Devant la presse, Bernard K. Membe, président en exercice de l'Union africaine, s'est notamment déclaré « heureux que l'UE soit à nos côtés » pour condamner en les termes les plus fermes le coup d'État du 6 août en Mauritanie. « La position de l'UA est très claire: il faut remettre en place le gouvernement démocratiquement élu et continuer à exercer des pressions sur la junte au pouvoir pour un retour à l'ordre constitutionnel », a-t-il précisé. Évoquant les consultations politiques auxquelles l'UE a convié les autorités mauritaniennes (EUROPE n° 9740), Alain Joyandet, président en exercice du Conseil de l'UE, a ajouté: « ces discussions sont prévues par l'accord de Cotonou. Mais ne nous y trompons pas. Si rien ne change, les sanctions s'appliqueront ».

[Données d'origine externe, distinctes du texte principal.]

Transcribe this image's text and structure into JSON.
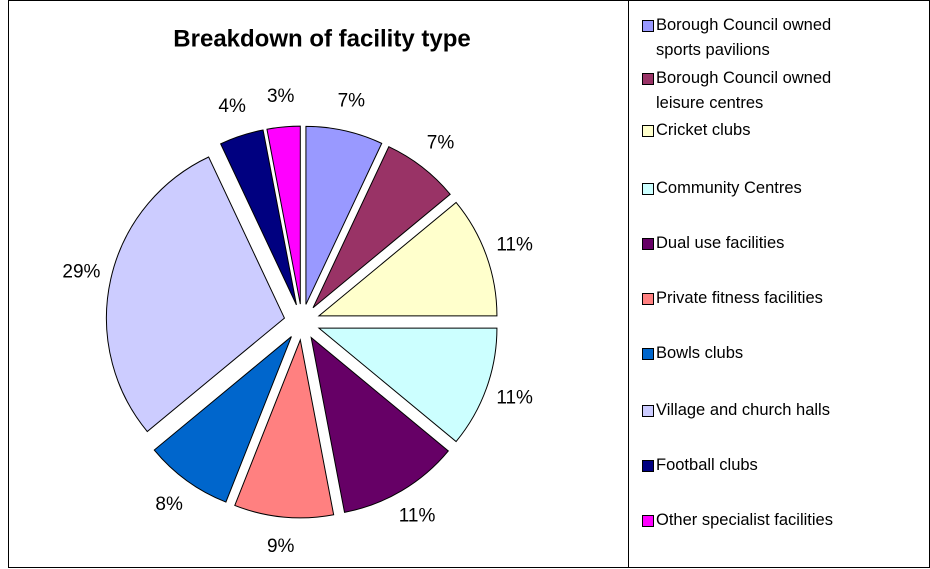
{
  "chart_data": {
    "type": "pie",
    "title": "Breakdown of facility type",
    "categories": [
      "Borough Council owned sports pavilions",
      "Borough Council owned leisure centres",
      "Cricket clubs",
      "Community Centres",
      "Dual use facilities",
      "Private fitness facilities",
      "Bowls clubs",
      "Village and church halls",
      "Football clubs",
      "Other specialist facilities"
    ],
    "values": [
      7,
      7,
      11,
      11,
      11,
      9,
      8,
      29,
      4,
      3
    ],
    "value_labels": [
      "7%",
      "7%",
      "11%",
      "11%",
      "11%",
      "9%",
      "8%",
      "29%",
      "4%",
      "3%"
    ],
    "colors": [
      "#9999ff",
      "#993366",
      "#ffffcc",
      "#ccffff",
      "#660066",
      "#ff8080",
      "#0066cc",
      "#ccccff",
      "#000080",
      "#ff00ff"
    ],
    "legend": "right"
  }
}
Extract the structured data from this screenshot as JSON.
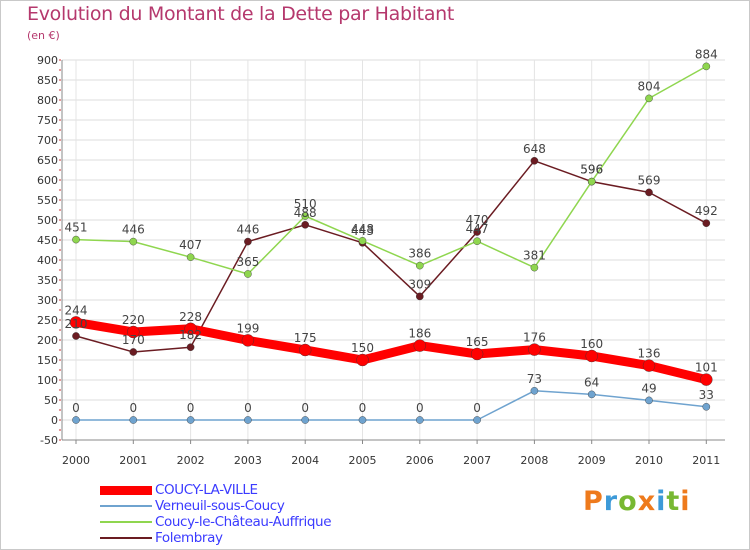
{
  "title": "Evolution du Montant de la Dette par Habitant",
  "unit_label": "(en €)",
  "logo": {
    "letters": [
      "P",
      "r",
      "o",
      "x",
      "i",
      "t",
      "i"
    ],
    "colors": [
      "#ee7a1c",
      "#3d9ad8",
      "#78b832",
      "#ee7a1c",
      "#3d9ad8",
      "#78b832",
      "#ee7a1c"
    ]
  },
  "chart_data": {
    "type": "line",
    "x": [
      "2000",
      "2001",
      "2002",
      "2003",
      "2004",
      "2005",
      "2006",
      "2007",
      "2008",
      "2009",
      "2010",
      "2011"
    ],
    "ylim": [
      -50,
      900
    ],
    "yticks": [
      -50,
      0,
      50,
      100,
      150,
      200,
      250,
      300,
      350,
      400,
      450,
      500,
      550,
      600,
      650,
      700,
      750,
      800,
      850,
      900
    ],
    "grid": true,
    "legend_position": "bottom-left",
    "series": [
      {
        "name": "Folembray",
        "color": "#6b1c22",
        "values": [
          210,
          170,
          182,
          446,
          488,
          443,
          309,
          470,
          648,
          596,
          569,
          492
        ]
      },
      {
        "name": "Coucy-le-Château-Auffrique",
        "color": "#8fd64f",
        "values": [
          451,
          446,
          407,
          365,
          510,
          448,
          386,
          447,
          381,
          596,
          804,
          884
        ]
      },
      {
        "name": "Verneuil-sous-Coucy",
        "color": "#6fa3cf",
        "values": [
          0,
          0,
          0,
          0,
          0,
          0,
          0,
          0,
          73,
          64,
          49,
          33
        ]
      },
      {
        "name": "COUCY-LA-VILLE",
        "color": "#ff0000",
        "values": [
          244,
          220,
          228,
          199,
          175,
          150,
          186,
          165,
          176,
          160,
          136,
          101
        ]
      }
    ],
    "legend": [
      {
        "name": "COUCY-LA-VILLE",
        "color": "#ff0000",
        "text_color": "#3b3bff"
      },
      {
        "name": "Verneuil-sous-Coucy",
        "color": "#6fa3cf",
        "text_color": "#3b3bff"
      },
      {
        "name": "Coucy-le-Château-Auffrique",
        "color": "#8fd64f",
        "text_color": "#3b3bff"
      },
      {
        "name": "Folembray",
        "color": "#6b1c22",
        "text_color": "#3b3bff"
      }
    ]
  }
}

Les deux parties ont par ailleurs salué l'accord de partage de pouvoir conclu le 11 septembre 2008 au Zimbabwe et décidé d'en suivre très attentivement la mise en œuvre. M. Membe voit dans cet accord « un grand progrès » et considère que « les sanctions de l'UE et des États-Unis ont eu une incidence notable puisqu'elles ont conduit Mugabe à céder du terrain ». Les pressions exercées par la SADC ayant également joué leur rôle, hommage a été rendu à la médiation de Thabo Mbeki. Le commissaire européen Louis Michel a précisé que l'aide humanitaire, qui n'a jamais été interrompue même sous le régime de sanctions, serait renforcée: «c'est une demande de Tsvangirai ». S'agissant de la coopération actuellement suspendue « nous allons pouvoir rouvrir le dialogue avec Tsvangirai, ce qui impliquera nécessairement, si le dialogue est positif, un repositionnement de l'UE », a-t-il déclaré. La prochaine troïka ministérielle UE/UA saura lieu les 20 et 21 novembre en Afrique (A.N.)